The livelihoods of millions of people living in Africa are at risk due to infectious diseases that affect the health of livestock animals that provide them with essential food, milk, clothing and draught power. One major livestock disease is animal African trypanosomiasis (AAT) which is caused by blood-dwelling Trypanosome parasites that affect many important farm animals including cattle, goats, sheep, horses and pigs.
AAT is endemic from the Southern edge of the Sahara to Zimbabwe/Mozambique and is estimated to cause annual productivity losses of over $1bn, representing a major barrier for the socioeconomic advancement of many African countries. Such is the impact of this disease that the United Nations Food and Agricultural Organisation consider it to “lie at the heart of Africa’s struggle against poverty”.

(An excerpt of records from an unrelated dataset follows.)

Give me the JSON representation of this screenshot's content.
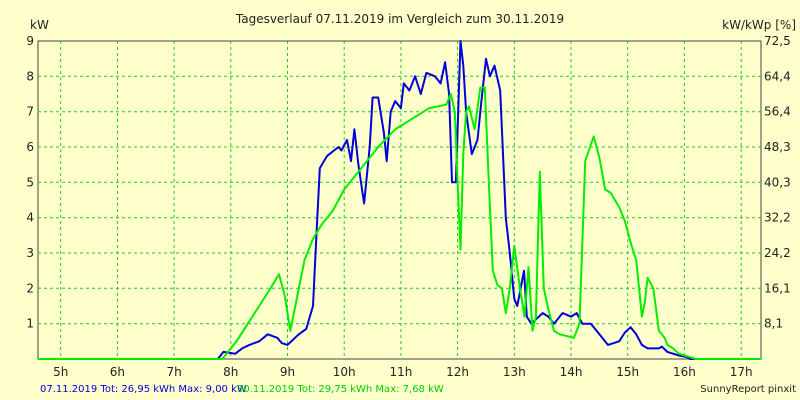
{
  "chart_data": {
    "type": "line",
    "title": "Tagesverlauf 07.11.2019 im Vergleich zum 30.11.2019",
    "ylabel_left": "kW",
    "ylabel_right": "kW/kWp [%]",
    "xlim": [
      4.6,
      17.35
    ],
    "ylim": [
      0,
      9
    ],
    "x_ticks": [
      {
        "value": 5,
        "label": "5h"
      },
      {
        "value": 6,
        "label": "6h"
      },
      {
        "value": 7,
        "label": "7h"
      },
      {
        "value": 8,
        "label": "8h"
      },
      {
        "value": 9,
        "label": "9h"
      },
      {
        "value": 10,
        "label": "10h"
      },
      {
        "value": 11,
        "label": "11h"
      },
      {
        "value": 12,
        "label": "12h"
      },
      {
        "value": 13,
        "label": "13h"
      },
      {
        "value": 14,
        "label": "14h"
      },
      {
        "value": 15,
        "label": "15h"
      },
      {
        "value": 16,
        "label": "16h"
      },
      {
        "value": 17,
        "label": "17h"
      }
    ],
    "y_ticks_left": [
      {
        "value": 1,
        "label": "1"
      },
      {
        "value": 2,
        "label": "2"
      },
      {
        "value": 3,
        "label": "3"
      },
      {
        "value": 4,
        "label": "4"
      },
      {
        "value": 5,
        "label": "5"
      },
      {
        "value": 6,
        "label": "6"
      },
      {
        "value": 7,
        "label": "7"
      },
      {
        "value": 8,
        "label": "8"
      },
      {
        "value": 9,
        "label": "9"
      }
    ],
    "y_ticks_right": [
      {
        "value": 1,
        "label": "8,1"
      },
      {
        "value": 2,
        "label": "16,1"
      },
      {
        "value": 3,
        "label": "24,2"
      },
      {
        "value": 4,
        "label": "32,2"
      },
      {
        "value": 5,
        "label": "40,3"
      },
      {
        "value": 6,
        "label": "48,3"
      },
      {
        "value": 7,
        "label": "56,4"
      },
      {
        "value": 8,
        "label": "64,4"
      },
      {
        "value": 9,
        "label": "72,5"
      }
    ],
    "grid": true,
    "legend_placement": "bottom-left",
    "series": [
      {
        "name": "07.11.2019 Tot: 26,95 kWh Max: 9,00 kW",
        "color": "#0000dd",
        "points": [
          [
            4.6,
            0
          ],
          [
            7.77,
            0
          ],
          [
            7.87,
            0.2
          ],
          [
            8.08,
            0.15
          ],
          [
            8.2,
            0.3
          ],
          [
            8.33,
            0.4
          ],
          [
            8.5,
            0.5
          ],
          [
            8.65,
            0.7
          ],
          [
            8.82,
            0.6
          ],
          [
            8.9,
            0.45
          ],
          [
            9.0,
            0.4
          ],
          [
            9.2,
            0.7
          ],
          [
            9.33,
            0.85
          ],
          [
            9.45,
            1.5
          ],
          [
            9.5,
            3.2
          ],
          [
            9.57,
            5.4
          ],
          [
            9.7,
            5.75
          ],
          [
            9.9,
            6.0
          ],
          [
            9.95,
            5.9
          ],
          [
            10.05,
            6.2
          ],
          [
            10.12,
            5.6
          ],
          [
            10.18,
            6.5
          ],
          [
            10.25,
            5.5
          ],
          [
            10.35,
            4.4
          ],
          [
            10.45,
            6.0
          ],
          [
            10.5,
            7.4
          ],
          [
            10.6,
            7.4
          ],
          [
            10.7,
            6.4
          ],
          [
            10.75,
            5.6
          ],
          [
            10.82,
            7.0
          ],
          [
            10.9,
            7.3
          ],
          [
            11.0,
            7.1
          ],
          [
            11.05,
            7.8
          ],
          [
            11.15,
            7.6
          ],
          [
            11.25,
            8.0
          ],
          [
            11.35,
            7.5
          ],
          [
            11.45,
            8.1
          ],
          [
            11.6,
            8.0
          ],
          [
            11.7,
            7.8
          ],
          [
            11.78,
            8.4
          ],
          [
            11.85,
            7.5
          ],
          [
            11.9,
            5.0
          ],
          [
            11.97,
            5.0
          ],
          [
            12.05,
            9.0
          ],
          [
            12.1,
            8.3
          ],
          [
            12.15,
            7.0
          ],
          [
            12.25,
            5.8
          ],
          [
            12.35,
            6.2
          ],
          [
            12.42,
            7.3
          ],
          [
            12.5,
            8.5
          ],
          [
            12.57,
            8.0
          ],
          [
            12.65,
            8.3
          ],
          [
            12.75,
            7.6
          ],
          [
            12.85,
            4.0
          ],
          [
            12.92,
            3.0
          ],
          [
            13.0,
            1.7
          ],
          [
            13.05,
            1.5
          ],
          [
            13.1,
            1.9
          ],
          [
            13.17,
            2.5
          ],
          [
            13.22,
            1.2
          ],
          [
            13.3,
            1.0
          ],
          [
            13.5,
            1.3
          ],
          [
            13.6,
            1.2
          ],
          [
            13.7,
            1.0
          ],
          [
            13.85,
            1.3
          ],
          [
            14.0,
            1.2
          ],
          [
            14.1,
            1.3
          ],
          [
            14.2,
            1.0
          ],
          [
            14.35,
            1.0
          ],
          [
            14.5,
            0.7
          ],
          [
            14.65,
            0.4
          ],
          [
            14.85,
            0.5
          ],
          [
            14.95,
            0.75
          ],
          [
            15.05,
            0.9
          ],
          [
            15.15,
            0.7
          ],
          [
            15.25,
            0.4
          ],
          [
            15.35,
            0.3
          ],
          [
            15.55,
            0.3
          ],
          [
            15.6,
            0.35
          ],
          [
            15.7,
            0.2
          ],
          [
            15.8,
            0.15
          ],
          [
            15.9,
            0.1
          ],
          [
            16.05,
            0.05
          ],
          [
            16.1,
            0
          ],
          [
            17.35,
            0
          ]
        ]
      },
      {
        "name": "30.11.2019 Tot: 29,75 kWh Max: 7,68 kW",
        "color": "#00ee00",
        "points": [
          [
            4.6,
            0
          ],
          [
            7.85,
            0
          ],
          [
            8.1,
            0.5
          ],
          [
            8.3,
            1.0
          ],
          [
            8.5,
            1.5
          ],
          [
            8.7,
            2.0
          ],
          [
            8.85,
            2.4
          ],
          [
            8.95,
            1.8
          ],
          [
            9.05,
            0.8
          ],
          [
            9.15,
            1.6
          ],
          [
            9.3,
            2.8
          ],
          [
            9.45,
            3.4
          ],
          [
            9.6,
            3.8
          ],
          [
            9.8,
            4.2
          ],
          [
            10.0,
            4.8
          ],
          [
            10.3,
            5.4
          ],
          [
            10.6,
            6.0
          ],
          [
            10.9,
            6.5
          ],
          [
            11.2,
            6.8
          ],
          [
            11.5,
            7.1
          ],
          [
            11.8,
            7.2
          ],
          [
            11.88,
            7.5
          ],
          [
            11.95,
            7.0
          ],
          [
            12.0,
            5.0
          ],
          [
            12.05,
            3.1
          ],
          [
            12.1,
            5.8
          ],
          [
            12.15,
            7.0
          ],
          [
            12.2,
            7.15
          ],
          [
            12.3,
            6.5
          ],
          [
            12.4,
            7.68
          ],
          [
            12.48,
            7.68
          ],
          [
            12.55,
            5.0
          ],
          [
            12.62,
            2.5
          ],
          [
            12.7,
            2.1
          ],
          [
            12.78,
            2.0
          ],
          [
            12.85,
            1.3
          ],
          [
            12.92,
            2.0
          ],
          [
            13.0,
            3.2
          ],
          [
            13.1,
            2.0
          ],
          [
            13.18,
            1.2
          ],
          [
            13.25,
            2.6
          ],
          [
            13.32,
            0.8
          ],
          [
            13.38,
            1.2
          ],
          [
            13.45,
            5.3
          ],
          [
            13.52,
            2.0
          ],
          [
            13.6,
            1.4
          ],
          [
            13.7,
            0.8
          ],
          [
            13.8,
            0.7
          ],
          [
            14.05,
            0.6
          ],
          [
            14.15,
            1.0
          ],
          [
            14.25,
            5.6
          ],
          [
            14.4,
            6.3
          ],
          [
            14.5,
            5.7
          ],
          [
            14.6,
            4.8
          ],
          [
            14.7,
            4.7
          ],
          [
            14.85,
            4.3
          ],
          [
            14.95,
            3.9
          ],
          [
            15.05,
            3.3
          ],
          [
            15.15,
            2.8
          ],
          [
            15.2,
            2.0
          ],
          [
            15.25,
            1.2
          ],
          [
            15.3,
            1.6
          ],
          [
            15.35,
            2.3
          ],
          [
            15.45,
            2.0
          ],
          [
            15.55,
            0.8
          ],
          [
            15.65,
            0.6
          ],
          [
            15.7,
            0.4
          ],
          [
            15.8,
            0.3
          ],
          [
            15.9,
            0.15
          ],
          [
            16.1,
            0.05
          ],
          [
            16.2,
            0
          ],
          [
            17.35,
            0
          ]
        ]
      }
    ]
  },
  "legend_entries": [
    {
      "label": "07.11.2019 Tot: 26,95 kWh Max: 9,00 kW",
      "color": "#0000dd"
    },
    {
      "label": "30.11.2019 Tot: 29,75 kWh Max: 7,68 kW",
      "color": "#00ee00"
    }
  ],
  "footer_brand": "SunnyReport pinxit"
}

The disease is mainly caused by two species of Trypanosome: T. congolense and T. vivax which are primarily transmitted through the bite of an infected tsetse fly. One approach for managing the disease would be the deployment of an effective vaccine; however, vaccinating against trypanosome infections has long been considered unachievable because the surface of these parasites is immunologically protected by a highly abundant protein that is constantly changing within the population.
Using the genome sequence to identify non-variant parasite cell surface proteins, we have produced a library of parasite proteins and systematically tested their candidature as vaccine candidates using a murine infection model. I will present our recent results which indicate that it is possible to identify non-variant parasite proteins that can elicit protective immune responses, suggesting that a vaccine to treat AAT may be achievable.